The summer before starting here, she participated in the Competitive Edge program, an eight-week initiative designed to help incoming Ph.D. students underrepresented in their fields acclimate to the campus, access resources, and conduct research with faculty and peer mentors. Carter wrote a pitch for a television show starring marginalized actors and directors and intended through this “mutually beneficial, participatory” project to study how such artists use digital tools to break into Hollywood.

“I got to practice articulating my research, so I feel confident bringing it up now,” she says. “Working with my mentors helped assuage some of my insecurities and made me realize that I am smart enough to be here, I am deserving and capable of being in academia.”

Although first-year Ph.D. students focus mainly on taking classes, Carter has already begun conceptualizing her dissertation project: She plans to orchestrate her own production, recruiting marginalized artists from across Southern California, and will carry out an ethnographic study on how the cast and crew adapt to the creative workplace. This, she hopes, will be the first of many ventures in a long academic career spent both studying her field and actively participating in it as a creative producer.
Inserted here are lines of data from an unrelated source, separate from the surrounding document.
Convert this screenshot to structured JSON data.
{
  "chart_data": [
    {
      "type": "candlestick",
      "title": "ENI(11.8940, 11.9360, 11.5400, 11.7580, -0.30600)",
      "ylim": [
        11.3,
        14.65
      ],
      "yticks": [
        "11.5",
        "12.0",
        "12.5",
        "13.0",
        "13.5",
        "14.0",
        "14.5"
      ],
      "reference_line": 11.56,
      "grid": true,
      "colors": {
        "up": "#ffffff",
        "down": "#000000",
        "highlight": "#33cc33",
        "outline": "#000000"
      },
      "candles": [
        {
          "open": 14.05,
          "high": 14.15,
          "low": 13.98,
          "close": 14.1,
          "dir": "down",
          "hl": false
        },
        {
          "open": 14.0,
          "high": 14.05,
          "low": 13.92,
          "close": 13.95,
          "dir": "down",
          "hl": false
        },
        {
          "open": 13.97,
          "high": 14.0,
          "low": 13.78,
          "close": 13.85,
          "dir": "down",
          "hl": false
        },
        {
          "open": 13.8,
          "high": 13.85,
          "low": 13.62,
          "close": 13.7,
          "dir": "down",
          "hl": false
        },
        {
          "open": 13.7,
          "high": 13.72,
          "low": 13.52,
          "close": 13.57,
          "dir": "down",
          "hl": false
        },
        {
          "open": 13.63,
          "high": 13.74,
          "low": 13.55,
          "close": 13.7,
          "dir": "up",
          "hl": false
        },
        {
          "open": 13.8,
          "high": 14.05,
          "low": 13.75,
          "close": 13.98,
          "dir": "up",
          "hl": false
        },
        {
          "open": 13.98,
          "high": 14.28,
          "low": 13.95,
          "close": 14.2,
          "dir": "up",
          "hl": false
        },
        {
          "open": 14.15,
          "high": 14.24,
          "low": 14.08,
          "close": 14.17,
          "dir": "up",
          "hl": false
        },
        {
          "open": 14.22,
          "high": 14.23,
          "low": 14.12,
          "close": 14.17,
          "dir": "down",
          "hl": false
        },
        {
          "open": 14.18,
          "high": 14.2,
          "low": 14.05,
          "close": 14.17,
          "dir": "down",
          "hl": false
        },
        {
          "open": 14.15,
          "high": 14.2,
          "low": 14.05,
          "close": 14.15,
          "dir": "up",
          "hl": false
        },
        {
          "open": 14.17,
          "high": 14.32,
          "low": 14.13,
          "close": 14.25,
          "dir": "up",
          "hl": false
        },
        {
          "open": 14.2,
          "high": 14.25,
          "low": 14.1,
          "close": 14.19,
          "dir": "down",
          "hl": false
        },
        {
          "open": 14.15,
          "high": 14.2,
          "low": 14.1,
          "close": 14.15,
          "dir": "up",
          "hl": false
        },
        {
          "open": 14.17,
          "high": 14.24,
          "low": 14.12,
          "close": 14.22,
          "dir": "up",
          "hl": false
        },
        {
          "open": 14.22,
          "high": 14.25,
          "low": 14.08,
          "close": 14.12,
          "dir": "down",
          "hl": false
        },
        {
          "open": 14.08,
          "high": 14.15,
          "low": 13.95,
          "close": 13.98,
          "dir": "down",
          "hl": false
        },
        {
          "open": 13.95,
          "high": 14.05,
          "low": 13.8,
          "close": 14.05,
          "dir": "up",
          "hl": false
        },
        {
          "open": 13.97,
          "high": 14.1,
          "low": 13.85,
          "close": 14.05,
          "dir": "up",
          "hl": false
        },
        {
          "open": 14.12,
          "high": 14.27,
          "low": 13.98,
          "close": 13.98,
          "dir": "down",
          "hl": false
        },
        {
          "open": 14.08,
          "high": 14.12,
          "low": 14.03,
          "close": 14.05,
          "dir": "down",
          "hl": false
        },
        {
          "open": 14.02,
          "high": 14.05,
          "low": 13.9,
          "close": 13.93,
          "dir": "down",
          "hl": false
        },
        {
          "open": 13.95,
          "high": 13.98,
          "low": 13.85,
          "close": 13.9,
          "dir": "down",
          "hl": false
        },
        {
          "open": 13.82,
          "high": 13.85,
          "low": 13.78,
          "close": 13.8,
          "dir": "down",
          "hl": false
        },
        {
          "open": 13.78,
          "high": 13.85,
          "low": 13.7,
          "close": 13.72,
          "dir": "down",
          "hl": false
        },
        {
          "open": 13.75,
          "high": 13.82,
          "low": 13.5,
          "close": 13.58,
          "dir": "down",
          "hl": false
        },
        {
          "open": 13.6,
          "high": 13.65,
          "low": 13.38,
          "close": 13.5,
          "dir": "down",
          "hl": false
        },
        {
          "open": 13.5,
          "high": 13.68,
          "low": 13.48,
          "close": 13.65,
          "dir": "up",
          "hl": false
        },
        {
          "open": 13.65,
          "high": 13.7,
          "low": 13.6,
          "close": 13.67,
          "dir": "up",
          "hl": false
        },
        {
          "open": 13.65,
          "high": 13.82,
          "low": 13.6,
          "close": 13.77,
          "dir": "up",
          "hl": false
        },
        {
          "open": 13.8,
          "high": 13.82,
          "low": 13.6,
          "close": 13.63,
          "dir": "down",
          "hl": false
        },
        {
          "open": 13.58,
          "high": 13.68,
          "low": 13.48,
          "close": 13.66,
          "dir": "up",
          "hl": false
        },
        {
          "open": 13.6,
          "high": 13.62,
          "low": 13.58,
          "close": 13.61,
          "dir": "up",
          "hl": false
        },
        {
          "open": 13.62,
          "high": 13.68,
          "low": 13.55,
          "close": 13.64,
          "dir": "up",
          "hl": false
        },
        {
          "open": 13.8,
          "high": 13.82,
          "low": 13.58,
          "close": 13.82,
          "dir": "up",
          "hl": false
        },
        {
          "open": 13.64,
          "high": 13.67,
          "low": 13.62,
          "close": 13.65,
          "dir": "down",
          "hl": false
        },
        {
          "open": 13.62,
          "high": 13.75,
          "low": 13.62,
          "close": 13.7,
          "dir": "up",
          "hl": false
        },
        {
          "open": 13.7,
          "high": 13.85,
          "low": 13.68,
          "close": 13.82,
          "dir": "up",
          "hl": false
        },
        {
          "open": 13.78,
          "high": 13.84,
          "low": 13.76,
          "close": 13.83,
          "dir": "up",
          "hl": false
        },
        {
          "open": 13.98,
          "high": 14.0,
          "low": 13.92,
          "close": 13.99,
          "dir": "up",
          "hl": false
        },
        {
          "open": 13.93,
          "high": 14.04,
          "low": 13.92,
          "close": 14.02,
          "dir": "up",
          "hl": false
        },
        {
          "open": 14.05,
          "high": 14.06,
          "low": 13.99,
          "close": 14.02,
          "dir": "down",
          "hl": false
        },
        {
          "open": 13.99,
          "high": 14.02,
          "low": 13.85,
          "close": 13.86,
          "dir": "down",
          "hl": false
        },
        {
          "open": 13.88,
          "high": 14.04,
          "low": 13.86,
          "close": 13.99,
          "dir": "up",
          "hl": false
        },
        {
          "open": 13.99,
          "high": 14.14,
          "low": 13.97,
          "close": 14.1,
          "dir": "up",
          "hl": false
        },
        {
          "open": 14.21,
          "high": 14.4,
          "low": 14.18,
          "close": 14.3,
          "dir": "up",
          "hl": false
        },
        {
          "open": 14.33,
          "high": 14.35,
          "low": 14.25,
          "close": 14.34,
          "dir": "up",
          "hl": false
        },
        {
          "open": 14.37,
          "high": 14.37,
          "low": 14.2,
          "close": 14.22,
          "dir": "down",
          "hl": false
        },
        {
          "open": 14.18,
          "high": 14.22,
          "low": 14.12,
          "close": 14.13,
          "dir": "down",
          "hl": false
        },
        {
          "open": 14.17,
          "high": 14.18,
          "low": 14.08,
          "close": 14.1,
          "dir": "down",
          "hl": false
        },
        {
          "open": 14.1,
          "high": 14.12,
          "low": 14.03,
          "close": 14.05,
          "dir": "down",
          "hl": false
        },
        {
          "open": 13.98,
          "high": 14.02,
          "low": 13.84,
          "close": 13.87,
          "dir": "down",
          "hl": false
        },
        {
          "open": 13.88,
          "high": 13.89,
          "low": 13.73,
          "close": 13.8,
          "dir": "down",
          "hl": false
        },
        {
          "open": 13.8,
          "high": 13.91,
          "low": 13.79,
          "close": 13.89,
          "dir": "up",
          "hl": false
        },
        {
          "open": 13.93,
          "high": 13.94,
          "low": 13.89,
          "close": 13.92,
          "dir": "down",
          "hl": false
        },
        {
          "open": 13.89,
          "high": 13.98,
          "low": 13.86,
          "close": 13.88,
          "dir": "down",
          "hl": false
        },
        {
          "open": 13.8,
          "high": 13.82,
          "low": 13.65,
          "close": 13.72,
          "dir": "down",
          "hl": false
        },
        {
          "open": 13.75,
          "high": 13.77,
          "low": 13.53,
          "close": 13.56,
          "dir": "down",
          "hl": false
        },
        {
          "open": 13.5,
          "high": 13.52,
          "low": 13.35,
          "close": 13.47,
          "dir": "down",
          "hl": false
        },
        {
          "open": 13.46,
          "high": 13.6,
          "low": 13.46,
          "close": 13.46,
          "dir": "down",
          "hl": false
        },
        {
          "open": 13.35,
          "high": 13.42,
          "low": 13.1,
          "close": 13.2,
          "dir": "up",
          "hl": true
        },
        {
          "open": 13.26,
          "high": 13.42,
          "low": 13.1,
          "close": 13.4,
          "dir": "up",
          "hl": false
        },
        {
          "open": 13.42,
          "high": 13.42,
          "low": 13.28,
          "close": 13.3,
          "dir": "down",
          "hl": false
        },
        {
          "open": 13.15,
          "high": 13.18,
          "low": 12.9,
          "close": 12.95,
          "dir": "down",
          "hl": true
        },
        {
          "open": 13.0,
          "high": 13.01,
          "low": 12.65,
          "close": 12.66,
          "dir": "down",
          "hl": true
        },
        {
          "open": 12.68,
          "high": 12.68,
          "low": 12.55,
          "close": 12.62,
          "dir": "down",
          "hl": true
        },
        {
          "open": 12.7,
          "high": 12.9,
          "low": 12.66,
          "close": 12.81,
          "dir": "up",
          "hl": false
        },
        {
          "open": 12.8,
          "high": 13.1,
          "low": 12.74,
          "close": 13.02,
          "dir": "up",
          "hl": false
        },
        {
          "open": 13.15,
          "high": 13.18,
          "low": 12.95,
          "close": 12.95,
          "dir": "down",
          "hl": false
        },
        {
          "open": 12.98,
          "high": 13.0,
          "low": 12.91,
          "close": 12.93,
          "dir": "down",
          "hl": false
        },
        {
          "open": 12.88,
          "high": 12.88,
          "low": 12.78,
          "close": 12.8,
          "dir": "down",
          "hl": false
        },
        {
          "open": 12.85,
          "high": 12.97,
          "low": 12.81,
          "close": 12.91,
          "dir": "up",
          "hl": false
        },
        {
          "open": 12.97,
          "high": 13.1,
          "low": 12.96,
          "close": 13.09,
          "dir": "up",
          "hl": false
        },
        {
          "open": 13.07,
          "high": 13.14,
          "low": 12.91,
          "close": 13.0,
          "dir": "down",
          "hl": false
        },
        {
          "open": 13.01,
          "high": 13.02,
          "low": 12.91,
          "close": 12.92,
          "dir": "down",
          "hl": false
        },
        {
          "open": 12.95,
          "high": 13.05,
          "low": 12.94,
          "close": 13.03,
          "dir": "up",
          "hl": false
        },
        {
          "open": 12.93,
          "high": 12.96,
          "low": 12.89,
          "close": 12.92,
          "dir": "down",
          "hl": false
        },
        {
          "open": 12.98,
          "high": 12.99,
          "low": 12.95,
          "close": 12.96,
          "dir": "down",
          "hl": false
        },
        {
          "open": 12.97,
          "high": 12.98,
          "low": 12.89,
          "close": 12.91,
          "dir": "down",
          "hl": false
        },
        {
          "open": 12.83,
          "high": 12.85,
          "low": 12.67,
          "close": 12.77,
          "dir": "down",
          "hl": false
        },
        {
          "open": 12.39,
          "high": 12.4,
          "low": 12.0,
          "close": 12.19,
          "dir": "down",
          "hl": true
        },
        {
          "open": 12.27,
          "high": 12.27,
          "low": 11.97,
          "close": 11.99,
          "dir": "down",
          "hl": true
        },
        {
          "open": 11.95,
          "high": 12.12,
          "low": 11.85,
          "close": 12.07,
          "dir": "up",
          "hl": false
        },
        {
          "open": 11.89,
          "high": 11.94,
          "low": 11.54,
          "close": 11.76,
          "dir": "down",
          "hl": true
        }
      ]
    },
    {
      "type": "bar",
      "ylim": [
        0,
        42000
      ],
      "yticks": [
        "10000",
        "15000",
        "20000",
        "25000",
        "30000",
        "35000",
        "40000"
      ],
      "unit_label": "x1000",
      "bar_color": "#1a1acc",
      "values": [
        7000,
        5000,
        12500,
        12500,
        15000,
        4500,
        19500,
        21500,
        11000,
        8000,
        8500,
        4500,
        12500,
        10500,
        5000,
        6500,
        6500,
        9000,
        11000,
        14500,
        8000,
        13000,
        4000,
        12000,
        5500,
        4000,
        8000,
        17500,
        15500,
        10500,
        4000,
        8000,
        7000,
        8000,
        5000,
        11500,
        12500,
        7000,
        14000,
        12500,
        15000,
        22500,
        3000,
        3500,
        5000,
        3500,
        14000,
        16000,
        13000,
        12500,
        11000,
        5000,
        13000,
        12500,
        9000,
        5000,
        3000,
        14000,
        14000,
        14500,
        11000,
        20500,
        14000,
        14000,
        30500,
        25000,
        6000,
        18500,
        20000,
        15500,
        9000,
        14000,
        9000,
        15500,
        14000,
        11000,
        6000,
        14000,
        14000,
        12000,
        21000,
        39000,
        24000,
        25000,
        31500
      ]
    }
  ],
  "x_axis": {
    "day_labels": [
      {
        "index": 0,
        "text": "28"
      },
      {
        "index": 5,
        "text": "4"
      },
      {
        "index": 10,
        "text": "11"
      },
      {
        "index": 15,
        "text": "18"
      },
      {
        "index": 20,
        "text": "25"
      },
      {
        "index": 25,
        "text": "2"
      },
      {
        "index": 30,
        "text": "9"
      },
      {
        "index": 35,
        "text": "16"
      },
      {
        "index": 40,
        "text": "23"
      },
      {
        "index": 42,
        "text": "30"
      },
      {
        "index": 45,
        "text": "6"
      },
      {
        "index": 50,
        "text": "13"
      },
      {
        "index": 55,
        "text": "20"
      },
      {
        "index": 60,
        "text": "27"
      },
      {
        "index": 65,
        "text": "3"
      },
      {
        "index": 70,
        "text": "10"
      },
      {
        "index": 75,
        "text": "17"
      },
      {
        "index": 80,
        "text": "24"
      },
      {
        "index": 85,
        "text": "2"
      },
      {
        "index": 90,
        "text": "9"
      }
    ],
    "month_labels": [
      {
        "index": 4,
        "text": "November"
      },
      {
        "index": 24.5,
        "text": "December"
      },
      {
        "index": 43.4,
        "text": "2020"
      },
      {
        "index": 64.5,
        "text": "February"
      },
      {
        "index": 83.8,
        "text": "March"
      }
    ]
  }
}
“I love to write, read, present, create and be in the throes of knowledge production,” Carter says. “I’m always finding ways to straddle the line between creative and academic – because I’m definitely both.”

She remembers a formative phone call with film & media studies professor Fatimah Tobing Rony just before beginning her first quarter at UCI. When discussing Carter’s plan of study, Rony asked her to evaluate the “landscape of her life” and make sure her academic goals aligned with her “wild artist” identity, her family history and her passions. Reflecting on the myriad worlds she’d already experienced, Carter opted to pursue a career as an “artist-academic” and is determined to make the creative world – and higher education – more accessible to students like herself.

“Just the fact that I’m still here in academia, despite all the things that could have taken me out or in a whole different direction, makes me so proud,” she says. “Coming into visual studies at UCI feels like walking into a space filled with a lot of different people who are going to help form me into the academic I’d like to be.”